Abstract: Graduate students and postdoctoral fellows are hard-working, passionate and talented.  There are steps we can do to help maximize chances of success as you move up the ladder. The array of elements to career trajectory include: selection of mentors; a mentorship plan; deciding on the most appropriate environment as the next step that also coincides with the most appropriate track; support and training in proposal development for government and non-governmental agencies; networking; and lessons learned from those of us who have moved up the ladder in different environment. To add to this mix, the element of gender differences in salary and in promotion remain.

Brief Biography:

Michele R. Forman, PhD, FACE, has a career focuses on nutritional epidemiology and clinical nutrition research across the globe with an emphasis on early life exposures and risk for chronic disease as well as the role of nutrition in growth and health across the life course.  As her research foci have shifted from low birth-weight to chronic disease, the still point of the compass has remained fixed; she examines the developmental origins of disease.

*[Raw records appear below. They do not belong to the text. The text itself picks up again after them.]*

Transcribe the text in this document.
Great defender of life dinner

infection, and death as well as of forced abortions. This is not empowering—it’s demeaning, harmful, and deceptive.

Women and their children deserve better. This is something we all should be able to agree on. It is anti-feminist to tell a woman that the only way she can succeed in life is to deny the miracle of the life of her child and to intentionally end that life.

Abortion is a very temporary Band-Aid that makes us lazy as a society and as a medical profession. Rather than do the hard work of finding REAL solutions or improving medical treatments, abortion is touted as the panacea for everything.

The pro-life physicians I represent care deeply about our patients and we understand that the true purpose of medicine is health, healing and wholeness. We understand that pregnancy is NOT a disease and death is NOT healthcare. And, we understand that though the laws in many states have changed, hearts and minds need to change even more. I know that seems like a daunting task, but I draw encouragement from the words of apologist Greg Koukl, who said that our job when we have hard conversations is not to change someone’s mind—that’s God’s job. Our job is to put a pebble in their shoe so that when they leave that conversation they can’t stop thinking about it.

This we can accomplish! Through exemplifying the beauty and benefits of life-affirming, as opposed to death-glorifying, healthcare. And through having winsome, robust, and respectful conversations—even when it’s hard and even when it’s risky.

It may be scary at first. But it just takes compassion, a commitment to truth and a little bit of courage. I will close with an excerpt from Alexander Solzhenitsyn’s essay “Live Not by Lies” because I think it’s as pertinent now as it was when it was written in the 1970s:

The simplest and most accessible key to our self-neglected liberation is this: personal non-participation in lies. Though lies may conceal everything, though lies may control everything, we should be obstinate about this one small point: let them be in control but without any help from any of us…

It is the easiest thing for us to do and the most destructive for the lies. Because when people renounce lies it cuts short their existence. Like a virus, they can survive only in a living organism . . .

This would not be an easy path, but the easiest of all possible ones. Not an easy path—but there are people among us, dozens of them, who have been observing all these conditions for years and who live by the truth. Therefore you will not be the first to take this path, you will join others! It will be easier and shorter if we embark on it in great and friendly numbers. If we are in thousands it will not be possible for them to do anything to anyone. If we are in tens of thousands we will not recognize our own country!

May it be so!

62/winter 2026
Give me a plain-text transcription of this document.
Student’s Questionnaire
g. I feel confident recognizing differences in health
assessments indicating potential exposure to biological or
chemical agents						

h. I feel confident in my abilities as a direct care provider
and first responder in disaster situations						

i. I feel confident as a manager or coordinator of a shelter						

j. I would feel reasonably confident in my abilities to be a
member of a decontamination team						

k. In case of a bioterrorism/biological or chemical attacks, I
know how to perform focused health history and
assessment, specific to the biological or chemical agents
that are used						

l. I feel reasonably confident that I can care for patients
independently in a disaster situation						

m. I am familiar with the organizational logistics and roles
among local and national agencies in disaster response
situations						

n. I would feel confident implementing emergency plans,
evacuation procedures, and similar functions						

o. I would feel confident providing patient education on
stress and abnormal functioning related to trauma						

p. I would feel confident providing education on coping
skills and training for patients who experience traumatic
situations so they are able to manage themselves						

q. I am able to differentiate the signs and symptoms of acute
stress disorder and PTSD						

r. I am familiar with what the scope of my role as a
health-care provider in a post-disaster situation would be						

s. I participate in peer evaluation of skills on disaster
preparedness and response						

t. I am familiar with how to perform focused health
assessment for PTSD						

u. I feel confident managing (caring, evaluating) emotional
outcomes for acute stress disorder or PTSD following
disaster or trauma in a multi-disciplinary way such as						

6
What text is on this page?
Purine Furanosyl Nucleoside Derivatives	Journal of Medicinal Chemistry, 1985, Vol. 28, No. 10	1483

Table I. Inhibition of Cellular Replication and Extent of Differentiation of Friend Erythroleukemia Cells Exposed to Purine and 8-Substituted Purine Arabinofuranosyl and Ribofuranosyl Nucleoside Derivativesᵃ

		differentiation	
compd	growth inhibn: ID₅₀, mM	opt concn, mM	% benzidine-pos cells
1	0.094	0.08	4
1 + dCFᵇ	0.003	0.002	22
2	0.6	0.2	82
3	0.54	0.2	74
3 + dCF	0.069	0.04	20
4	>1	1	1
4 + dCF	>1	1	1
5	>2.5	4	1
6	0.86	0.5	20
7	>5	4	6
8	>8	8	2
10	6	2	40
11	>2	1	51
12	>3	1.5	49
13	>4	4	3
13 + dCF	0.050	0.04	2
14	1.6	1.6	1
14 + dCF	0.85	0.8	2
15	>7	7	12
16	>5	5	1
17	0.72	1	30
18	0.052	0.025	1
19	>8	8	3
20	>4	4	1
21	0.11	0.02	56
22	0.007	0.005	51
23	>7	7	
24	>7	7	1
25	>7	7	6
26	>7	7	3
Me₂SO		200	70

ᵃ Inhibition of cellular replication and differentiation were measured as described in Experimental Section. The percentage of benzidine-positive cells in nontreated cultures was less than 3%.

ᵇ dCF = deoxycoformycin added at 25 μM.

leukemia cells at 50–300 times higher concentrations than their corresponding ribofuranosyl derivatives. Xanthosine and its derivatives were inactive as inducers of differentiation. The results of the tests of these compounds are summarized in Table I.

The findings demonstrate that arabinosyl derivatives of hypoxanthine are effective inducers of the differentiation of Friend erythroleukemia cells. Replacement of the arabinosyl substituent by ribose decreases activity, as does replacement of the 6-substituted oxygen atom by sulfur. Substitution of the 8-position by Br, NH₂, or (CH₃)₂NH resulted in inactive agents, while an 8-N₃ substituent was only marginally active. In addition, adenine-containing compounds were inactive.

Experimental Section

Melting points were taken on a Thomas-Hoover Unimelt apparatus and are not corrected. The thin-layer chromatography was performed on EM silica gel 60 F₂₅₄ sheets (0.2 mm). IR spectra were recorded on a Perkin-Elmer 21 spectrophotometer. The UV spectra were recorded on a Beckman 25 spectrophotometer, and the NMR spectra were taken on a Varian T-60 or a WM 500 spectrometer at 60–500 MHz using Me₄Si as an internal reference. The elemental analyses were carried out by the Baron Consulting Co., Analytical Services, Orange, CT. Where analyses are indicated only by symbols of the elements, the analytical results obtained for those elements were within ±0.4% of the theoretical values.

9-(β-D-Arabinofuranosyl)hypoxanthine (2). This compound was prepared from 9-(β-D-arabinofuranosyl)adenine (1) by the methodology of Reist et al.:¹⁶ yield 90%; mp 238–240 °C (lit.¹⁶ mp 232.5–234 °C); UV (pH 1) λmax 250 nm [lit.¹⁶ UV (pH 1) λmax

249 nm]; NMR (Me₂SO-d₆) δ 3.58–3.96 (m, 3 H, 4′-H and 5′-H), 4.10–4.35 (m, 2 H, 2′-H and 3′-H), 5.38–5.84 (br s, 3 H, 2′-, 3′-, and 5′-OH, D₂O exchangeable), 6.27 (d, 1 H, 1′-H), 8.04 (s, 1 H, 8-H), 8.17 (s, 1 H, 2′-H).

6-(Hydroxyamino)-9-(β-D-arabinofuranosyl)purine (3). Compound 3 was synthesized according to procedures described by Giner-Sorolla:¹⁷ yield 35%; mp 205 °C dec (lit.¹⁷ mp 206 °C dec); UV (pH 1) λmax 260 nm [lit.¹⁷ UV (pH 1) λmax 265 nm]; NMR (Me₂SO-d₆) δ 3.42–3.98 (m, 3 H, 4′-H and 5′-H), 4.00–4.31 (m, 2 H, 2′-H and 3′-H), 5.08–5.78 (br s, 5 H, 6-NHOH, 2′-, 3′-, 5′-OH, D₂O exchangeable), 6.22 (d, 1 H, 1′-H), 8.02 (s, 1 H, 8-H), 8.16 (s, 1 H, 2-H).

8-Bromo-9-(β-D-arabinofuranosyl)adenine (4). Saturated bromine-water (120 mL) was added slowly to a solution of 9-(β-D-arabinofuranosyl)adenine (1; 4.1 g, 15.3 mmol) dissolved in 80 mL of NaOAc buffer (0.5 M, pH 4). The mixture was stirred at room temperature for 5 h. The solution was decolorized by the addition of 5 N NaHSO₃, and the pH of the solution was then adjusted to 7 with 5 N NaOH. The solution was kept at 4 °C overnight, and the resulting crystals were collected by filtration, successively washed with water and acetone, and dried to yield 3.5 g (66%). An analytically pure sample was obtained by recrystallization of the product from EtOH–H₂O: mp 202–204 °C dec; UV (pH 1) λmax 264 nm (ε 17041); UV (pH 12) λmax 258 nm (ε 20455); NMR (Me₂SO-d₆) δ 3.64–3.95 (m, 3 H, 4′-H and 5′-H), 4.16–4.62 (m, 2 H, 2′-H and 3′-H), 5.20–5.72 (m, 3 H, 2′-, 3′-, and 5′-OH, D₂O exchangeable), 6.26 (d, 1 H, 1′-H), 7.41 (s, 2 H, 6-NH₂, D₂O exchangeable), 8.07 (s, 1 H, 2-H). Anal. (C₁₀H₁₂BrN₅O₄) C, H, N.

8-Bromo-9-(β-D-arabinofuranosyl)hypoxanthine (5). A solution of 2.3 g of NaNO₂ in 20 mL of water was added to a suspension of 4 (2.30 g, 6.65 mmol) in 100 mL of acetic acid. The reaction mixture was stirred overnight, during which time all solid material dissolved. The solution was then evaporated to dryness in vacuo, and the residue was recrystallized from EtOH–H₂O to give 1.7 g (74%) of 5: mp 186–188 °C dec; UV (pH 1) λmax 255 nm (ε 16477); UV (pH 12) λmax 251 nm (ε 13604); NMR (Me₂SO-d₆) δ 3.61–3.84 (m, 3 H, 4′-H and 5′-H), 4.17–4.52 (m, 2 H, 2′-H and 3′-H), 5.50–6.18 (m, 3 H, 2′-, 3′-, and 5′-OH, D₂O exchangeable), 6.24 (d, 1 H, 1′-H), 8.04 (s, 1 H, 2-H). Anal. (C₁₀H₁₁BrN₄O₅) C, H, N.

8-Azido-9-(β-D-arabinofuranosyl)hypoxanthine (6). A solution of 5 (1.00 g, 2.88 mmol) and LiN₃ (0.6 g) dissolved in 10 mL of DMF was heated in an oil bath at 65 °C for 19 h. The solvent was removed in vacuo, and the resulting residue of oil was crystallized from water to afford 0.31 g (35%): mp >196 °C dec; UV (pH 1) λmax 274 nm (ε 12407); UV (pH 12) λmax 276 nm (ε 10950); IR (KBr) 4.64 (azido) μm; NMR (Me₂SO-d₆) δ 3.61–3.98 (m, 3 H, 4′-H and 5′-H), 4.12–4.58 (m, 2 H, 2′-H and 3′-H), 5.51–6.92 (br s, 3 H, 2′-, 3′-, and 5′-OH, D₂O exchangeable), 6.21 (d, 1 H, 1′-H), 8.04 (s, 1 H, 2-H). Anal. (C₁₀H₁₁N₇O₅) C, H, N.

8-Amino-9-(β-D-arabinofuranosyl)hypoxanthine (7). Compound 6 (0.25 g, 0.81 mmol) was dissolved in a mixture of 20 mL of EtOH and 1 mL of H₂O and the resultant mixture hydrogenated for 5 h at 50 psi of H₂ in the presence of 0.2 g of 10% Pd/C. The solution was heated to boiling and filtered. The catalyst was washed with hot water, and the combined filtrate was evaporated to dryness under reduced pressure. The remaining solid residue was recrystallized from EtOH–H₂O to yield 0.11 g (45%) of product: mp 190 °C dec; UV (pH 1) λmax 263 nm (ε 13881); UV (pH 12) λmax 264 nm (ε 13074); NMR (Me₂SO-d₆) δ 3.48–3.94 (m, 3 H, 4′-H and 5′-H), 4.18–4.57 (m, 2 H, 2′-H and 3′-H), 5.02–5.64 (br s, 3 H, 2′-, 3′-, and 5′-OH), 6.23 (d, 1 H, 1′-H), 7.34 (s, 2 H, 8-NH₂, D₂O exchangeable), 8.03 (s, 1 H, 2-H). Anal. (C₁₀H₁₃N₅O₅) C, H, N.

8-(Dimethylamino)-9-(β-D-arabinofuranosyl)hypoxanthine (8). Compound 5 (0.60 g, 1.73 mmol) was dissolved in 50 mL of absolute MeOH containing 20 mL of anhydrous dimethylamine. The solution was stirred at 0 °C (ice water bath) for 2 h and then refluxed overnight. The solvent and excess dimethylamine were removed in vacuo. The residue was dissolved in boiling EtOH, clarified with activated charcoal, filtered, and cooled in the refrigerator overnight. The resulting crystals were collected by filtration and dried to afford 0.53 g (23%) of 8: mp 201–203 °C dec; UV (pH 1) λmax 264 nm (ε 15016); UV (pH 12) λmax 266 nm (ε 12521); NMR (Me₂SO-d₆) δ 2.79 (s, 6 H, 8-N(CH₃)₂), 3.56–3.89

Much of her research is designed either as a longitudinal prospective cohort study that spans the peri-conceptional period through adulthood or dietary interventions in the free-living state or under controlled feeding conditions or randomized clinical trials. Her laboratory addresses nutritional assessment of individuals from infancy through adulthood; and tests dietary interventions amongst high risk groups such as chronic renal disease patients.  She has over 180 peer reviewed publications, numerous invited presentations nationally and internationally, is on many institutional committees, advisory boards. She has mentored over 80 postdoctoral fellows, graduate and undergraduate students.